Et puis ce n'est pas parce qu'une idée est stupide qu'elle ne sera pas réalisée ou qu'elle n'aliénera pas le projet. Les exemples ne manquent pas et il faut voir qu'une idée est déjà le début d'un processus.
Examinons donc la faisabilité d'un détour du tram B par dessus le faisceau des voies ferrées.
Les problèmes à envisager, de mon point de vue non négligeables et même critiques, sont de deux ordres :
- les importantes différences de niveau impliquant une trop forte pente à rattraper et de gros problèmes esthétiques notamment pour les riverains de la rue Fulton ;
- l'occupation du terrain de la SNCF, pouvant entraîner la démolition de plusieurs bâtiments et le remaniement des voies de garage.
1° PROBLÈME DES NIVEAUX.Globalement Angers est une ville dont la zone centrale est toute en pentes et le quartier de la gare n'y échappe pas.

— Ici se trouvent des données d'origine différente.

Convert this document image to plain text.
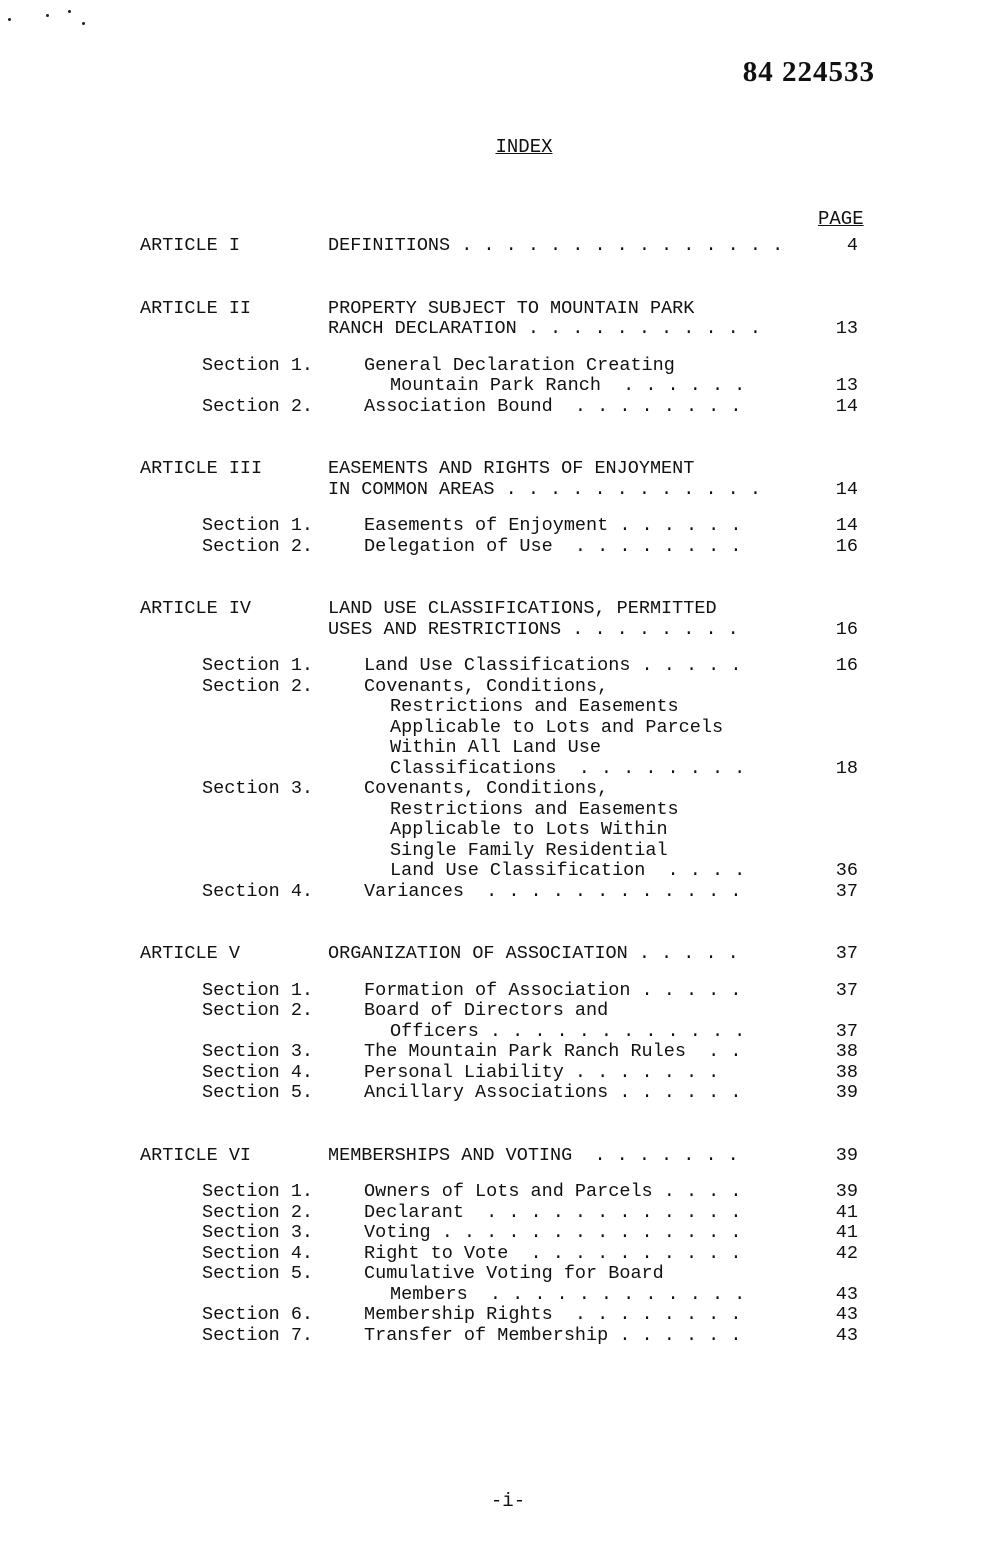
84 224533
INDEX
PAGE
ARTICLE I	DEFINITIONS . . . . . . . . . . . . . . .	4
ARTICLE II	PROPERTY SUBJECT TO MOUNTAIN PARK
RANCH DECLARATION . . . . . . . . . . .	13
Section 1.	General Declaration Creating
Mountain Park Ranch  . . . . . .	13
Section 2.	Association Bound  . . . . . . . .	14
ARTICLE III	EASEMENTS AND RIGHTS OF ENJOYMENT
IN COMMON AREAS . . . . . . . . . . . .	14
Section 1.	Easements of Enjoyment . . . . . .	14
Section 2.	Delegation of Use  . . . . . . . .	16
ARTICLE IV	LAND USE CLASSIFICATIONS, PERMITTED
USES AND RESTRICTIONS . . . . . . . .	16
Section 1.	Land Use Classifications . . . . .	16
Section 2.	Covenants, Conditions,
Restrictions and Easements
Applicable to Lots and Parcels
Within All Land Use
Classifications  . . . . . . . .	18
Section 3.	Covenants, Conditions,
Restrictions and Easements
Applicable to Lots Within
Single Family Residential
Land Use Classification  . . . .	36
Section 4.	Variances  . . . . . . . . . . . .	37
ARTICLE V	ORGANIZATION OF ASSOCIATION . . . . .	37
Section 1.	Formation of Association . . . . .	37
Section 2.	Board of Directors and
Officers . . . . . . . . . . . .	37
Section 3.	The Mountain Park Ranch Rules  . .	38
Section 4.	Personal Liability . . . . . . .	38
Section 5.	Ancillary Associations . . . . . .	39
ARTICLE VI	MEMBERSHIPS AND VOTING  . . . . . . .	39
Section 1.	Owners of Lots and Parcels . . . .	39
Section 2.	Declarant  . . . . . . . . . . . .	41
Section 3.	Voting . . . . . . . . . . . . . .	41
Section 4.	Right to Vote  . . . . . . . . . .	42
Section 5.	Cumulative Voting for Board
Members  . . . . . . . . . . . .	43
Section 6.	Membership Rights  . . . . . . . .	43
Section 7.	Transfer of Membership . . . . . .	43
-i-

Sur un plan de l'IGN de 1977 j'ai relevé ou extrapolé ces cotes, classées du plus haut au plus bas :
- pont Létanduère : par analogie on peut lui attribuer la cote de 46,3 m prise au milieu du pont de Contades ;
- carrefour Fulton-Bougère : 43,5 m ;
- place de la Gare : 41,1 m ;
- place Giffard-Langevin : 40,9 m ;
- place Sémard : probablement 40 mètres environ ;
- niveau des voies ferrées : probablement 39,5 m environ ;
- porche de l'ancien Sernam sur la rue Auguste Gautier : 39 m (des voies de débord étaient à proximité) ;
- Pont Noir : probablement 33,5 m environ.
Cela fait une différence de niveau de :
- 6,30 mètres supposés entre le pont Létanduère et la place Sémard ;
- 12,80 mètres supposés entre le pont Létanduère et la chaussée du Pont Noir.
2° PROBLÈME DE L'OCCUPATION DES TERRAINS.Rien ne dit que la SNCF, actionnaire majoritaire de Keolis, ou RFF (les deux vont se retrouver bientôt fusionnés, malgré les directives européennes), soient tellement sensibles à la question des transports urbains et acceptent :
- l'occupation, même en surplomb de leur terrain, parallèlement à la rue Fulton ;
- la démolition des trois bâtiments qui s'y trouvent ;
- le remaniement éventuel des trois voies de garage, refaites il y a seulement quelques années.
On sait déjà que SNCF et RFF sont fort peu motivés par l'aménagement d'un accès sud à la gare d'Angers, c'est la mairie d'Angers qui est demandeuse. Tandis que s'il faut détruire la bibliothèque du comité d'entreprise ou le bâtiment de l'Équipement, ça risque d'être très, très dur.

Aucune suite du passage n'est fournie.